Ücret gününde ödenmediği ve geciktirilmeye başlandığında işçinin iki yasal hakkı vardır.
Birincisi:
4857 sayılı iş kanunu 24 maddesi, işçiye bu durumda kıdem tazminatlarını talep ederek ve iş sözleşmesini feshederek işten ayrılma hakkı veriyor. Yasa maddesinde şöyle deniliyor:
“e) İşveren tarafından işçinin ücreti kanun hükümleri veya sözleşme şartlarına uygun olarak hesap edilmez veya ödenmezse,
- f) Ücretin parça başına veya iş tutarı üzerinden ödenmesi kararlaştırılıp da işveren tarafından işçiye yapabileceği sayı ve tutardan az iş verildiği hallerde, aradaki ücret farkı zaman esasına göre ödenerek işçinin eksik aldığı ücret karşılanmazsa,
işçi iş hakkını feshedebilir.
İkincisi:
Gününde ödeme yapılmıyorsa, işçiler iş bırakabilir ve bunun herhangi bir cezası da yoktur.
Yani yasadışı grev vb sayılmaz. Yani meşrudur ve yasal haktır. Üstelik bu geç ödeme için faiz talebinde bulunulur.
Ücretin gününde ödenmemesi konusu, 4857 sayılı yasanın 34. Maddesinde çok açıktır:
“Madde 34 – Ücreti, ödeme gününden itibaren yirmi gün içinde mücbir bir neden dışında ödenmeyen işçi, iş görme borcunu yerine getirmekten kaçınabilir. Bu nedenle kişisel kararlarına dayanarak iş görme borcunu yerine getirmemeleri sayısal olarak toplu bir nitelik kazansa dahi grev olarak nitelendirilemez. Gününde ödenmeyen ücretler için mevduata uygulanan en yüksek faiz oranı uygulanır.
İşçilerin İş sözleşmeleri bu nedenle çalışmadıkları için feshedilemez ve yerine yeni işçi alınamaz, bu işler başkalarına yaptırılamaz.”
Gayet açık…
İşçiler işbaşı yapmadığı zaman, patron ne yapabilir?
Patronun yapacağı en kestirme ve hayırlı iş, o da bir an evvel işçi ücretlerini ödemesidir.
Kısacası patronlar ücretleri geciktirdiğinde; işçiler birey veya toplu olarak iş bırakma hakkına sahiptir.
İşbaşı yapmayan işçilere yönelik İşveren ücret kesintisi yapma, zarar faturası çıkarma, işten çıkartma, sürgün etme, ağır iş verme vb davranışlara giremez.
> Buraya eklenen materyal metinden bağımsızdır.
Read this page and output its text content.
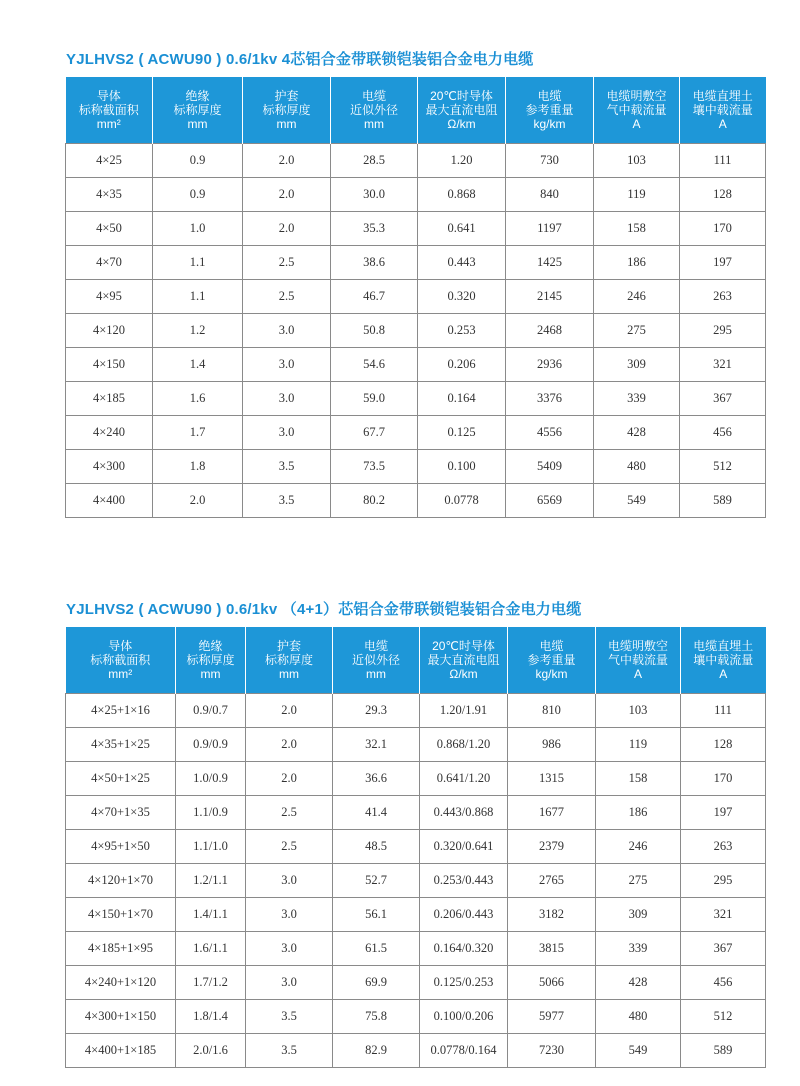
YJLHVS2 ( ACWU90 ) 0.6/1kv 4芯铝合金带联锁铠装铝合金电力电缆
导体
标称截面积
mm²	绝缘
标称厚度
mm	护套
标称厚度
mm	电缆
近似外径
mm	20℃时导体
最大直流电阻
Ω/km	电缆
参考重量
kg/km	电缆明敷空
气中载流量
A	电缆直埋土
壤中载流量
A

4×25	0.9	2.0	28.5	1.20	730	103	111
4×35	0.9	2.0	30.0	0.868	840	119	128
4×50	1.0	2.0	35.3	0.641	1197	158	170
4×70	1.1	2.5	38.6	0.443	1425	186	197
4×95	1.1	2.5	46.7	0.320	2145	246	263
4×120	1.2	3.0	50.8	0.253	2468	275	295
4×150	1.4	3.0	54.6	0.206	2936	309	321
4×185	1.6	3.0	59.0	0.164	3376	339	367
4×240	1.7	3.0	67.7	0.125	4556	428	456
4×300	1.8	3.5	73.5	0.100	5409	480	512
4×400	2.0	3.5	80.2	0.0778	6569	549	589
YJLHVS2 ( ACWU90 ) 0.6/1kv （4+1）芯铝合金带联锁铠装铝合金电力电缆
导体
标称截面积
mm²	绝缘
标称厚度
mm	护套
标称厚度
mm	电缆
近似外径
mm	20℃时导体
最大直流电阻
Ω/km	电缆
参考重量
kg/km	电缆明敷空
气中载流量
A	电缆直埋土
壤中载流量
A

4×25+1×16	0.9/0.7	2.0	29.3	1.20/1.91	810	103	111
4×35+1×25	0.9/0.9	2.0	32.1	0.868/1.20	986	119	128
4×50+1×25	1.0/0.9	2.0	36.6	0.641/1.20	1315	158	170
4×70+1×35	1.1/0.9	2.5	41.4	0.443/0.868	1677	186	197
4×95+1×50	1.1/1.0	2.5	48.5	0.320/0.641	2379	246	263
4×120+1×70	1.2/1.1	3.0	52.7	0.253/0.443	2765	275	295
4×150+1×70	1.4/1.1	3.0	56.1	0.206/0.443	3182	309	321
4×185+1×95	1.6/1.1	3.0	61.5	0.164/0.320	3815	339	367
4×240+1×120	1.7/1.2	3.0	69.9	0.125/0.253	5066	428	456
4×300+1×150	1.8/1.4	3.5	75.8	0.100/0.206	5977	480	512
4×400+1×185	2.0/1.6	3.5	82.9	0.0778/0.164	7230	549	589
Girse de bunlar suçtur ve hukuksuzluk sayılır.
Patronun “İşbaşı yapın yoksa tutanak tutacağım, işten atacağım” gibi tehditleri boştur.
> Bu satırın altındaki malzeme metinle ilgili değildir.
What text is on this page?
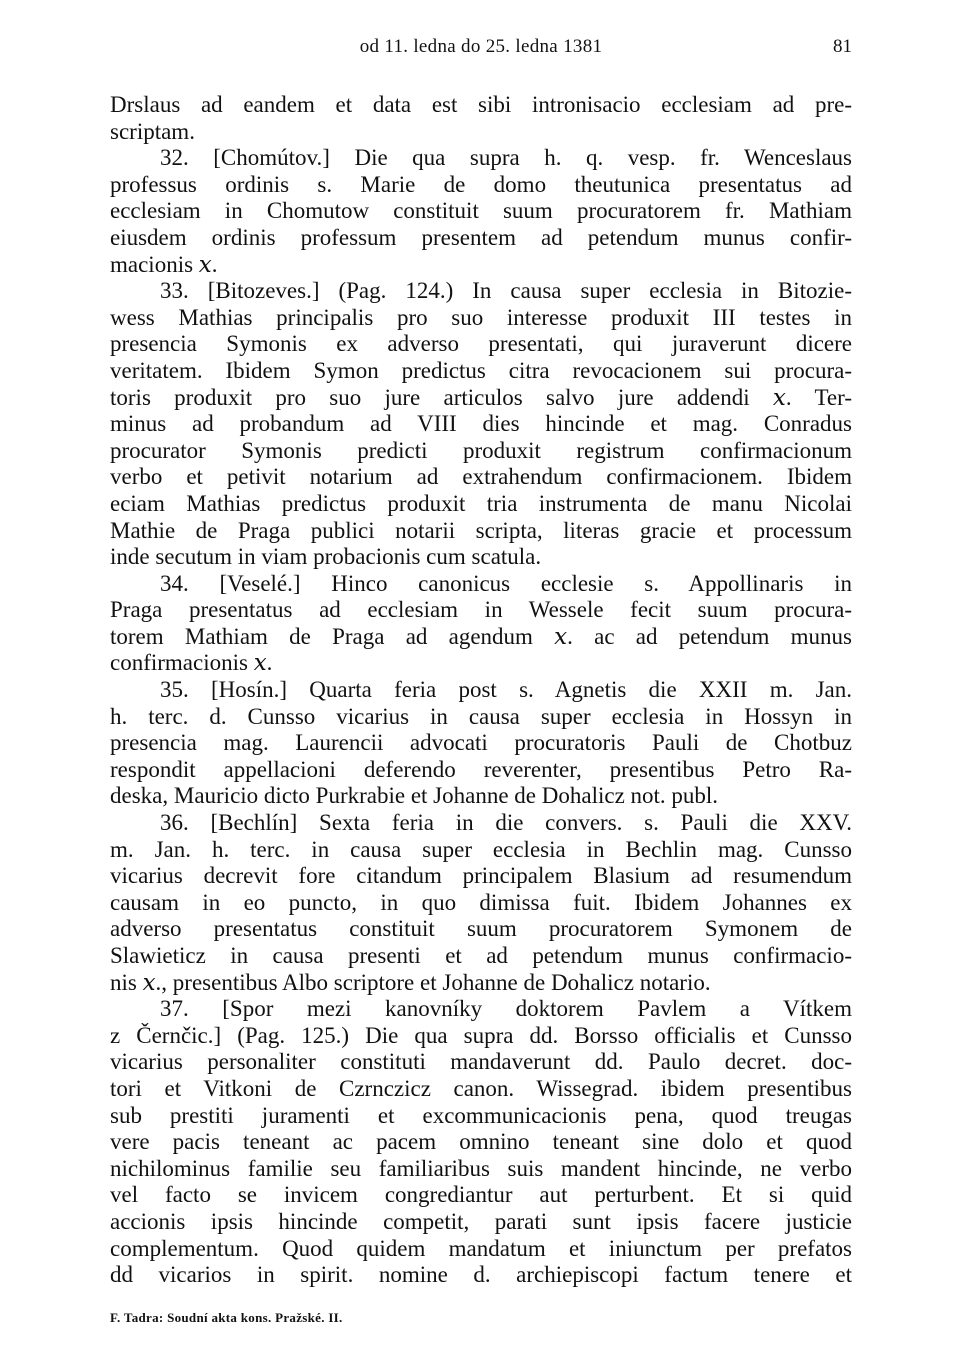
od 11. ledna do 25. ledna 1381	81
Drslaus ad eandem et data est sibi intronisacio ecclesiam ad pre-
scriptam.
32. [Chomútov.] Die qua supra h. q. vesp. fr. Wenceslaus
professus ordinis s. Marie de domo theutunica presentatus ad
ecclesiam in Chomutow constituit suum procuratorem fr. Mathiam
eiusdem ordinis professum presentem ad petendum munus confir-
macionis 𝑥.
33. [Bitozeves.] (Pag. 124.) In causa super ecclesia in Bitozie-
wess Mathias principalis pro suo interesse produxit III testes in
presencia Symonis ex adverso presentati, qui juraverunt dicere
veritatem. Ibidem Symon predictus citra revocacionem sui procura-
toris produxit pro suo jure articulos salvo jure addendi 𝑥. Ter-
minus ad probandum ad VIII dies hincinde et mag. Conradus
procurator Symonis predicti produxit registrum confirmacionum
verbo et petivit notarium ad extrahendum confirmacionem. Ibidem
eciam Mathias predictus produxit tria instrumenta de manu Nicolai
Mathie de Praga publici notarii scripta, literas gracie et processum
inde secutum in viam probacionis cum scatula.
34. [Veselé.] Hinco canonicus ecclesie s. Appollinaris in
Praga presentatus ad ecclesiam in Wessele fecit suum procura-
torem Mathiam de Praga ad agendum 𝑥. ac ad petendum munus
confirmacionis 𝑥.
35. [Hosín.] Quarta feria post s. Agnetis die XXII m. Jan.
h. terc. d. Cunsso vicarius in causa super ecclesia in Hossyn in
presencia mag. Laurencii advocati procuratoris Pauli de Chotbuz
respondit appellacioni deferendo reverenter, presentibus Petro Ra-
deska, Mauricio dicto Purkrabie et Johanne de Dohalicz not. publ.
36. [Bechlín] Sexta feria in die convers. s. Pauli die XXV.
m. Jan. h. terc. in causa super ecclesia in Bechlin mag. Cunsso
vicarius decrevit fore citandum principalem Blasium ad resumendum
causam in eo puncto, in quo dimissa fuit. Ibidem Johannes ex
adverso presentatus constituit suum procuratorem Symonem de
Slawieticz in causa presenti et ad petendum munus confirmacio-
nis 𝑥., presentibus Albo scriptore et Johanne de Dohalicz notario.
37. [Spor mezi kanovníky doktorem Pavlem a Vítkem
z Černčic.] (Pag. 125.) Die qua supra dd. Borsso officialis et Cunsso
vicarius personaliter constituti mandaverunt dd. Paulo decret. doc-
tori et Vitkoni de Czrnczicz canon. Wissegrad. ibidem presentibus
sub prestiti juramenti et excommunicacionis pena, quod treugas
vere pacis teneant ac pacem omnino teneant sine dolo et quod
nichilominus familie seu familiaribus suis mandent hincinde, ne verbo
vel facto se invicem congrediantur aut perturbent. Et si quid
accionis ipsis hincinde competit, parati sunt ipsis facere justicie
complementum. Quod quidem mandatum et iniunctum per prefatos
dd vicarios in spirit. nomine d. archiepiscopi factum tenere et
F. Tadra: Soudní akta kons. Pražské. II.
İşçi “yap görelim” derse, o patron veya vekili, sesini kesecek ve işinin geleceğini düşünmek zorunda kalacaktır.
Örneğin temizlik işçileri iş bırakıp çöpleri toplamazsa ne olur? Taşeron sağlık işçisi işini yapmaz ise hastanenin halini düşünelim. Ya da PTT kargo işçileri ücretlerini gecikmeli aldığı durumda, kargoda gıda ürünü olduğunu ve birkaç gün iş bıraktıklarını düşünelim. Tonlarca gıdalar bozulacak ve patron ceza ödemek zorunda kalacaktır. Ancak o bunu göze alamaz.
Sendikal örgütlülüğü sağlayan işyerlerinde veya işçi birliğinin var olduğu işyerlerinde, patronlar iş bırakma riskini göze alamadığı için genellikle ücretler zamanında ödenir.
Bunu sağlayan işçinin kendi üretimden gelen gücünün bilincinde olarak birlik içinde ve kararlı olmasıdır.
O nedenle işçi hakkına sahip çıkmalı, kazanılmış yasal ve meşru hakların bilincinde, üretimden gelen gücünün de farkına olmalıdır.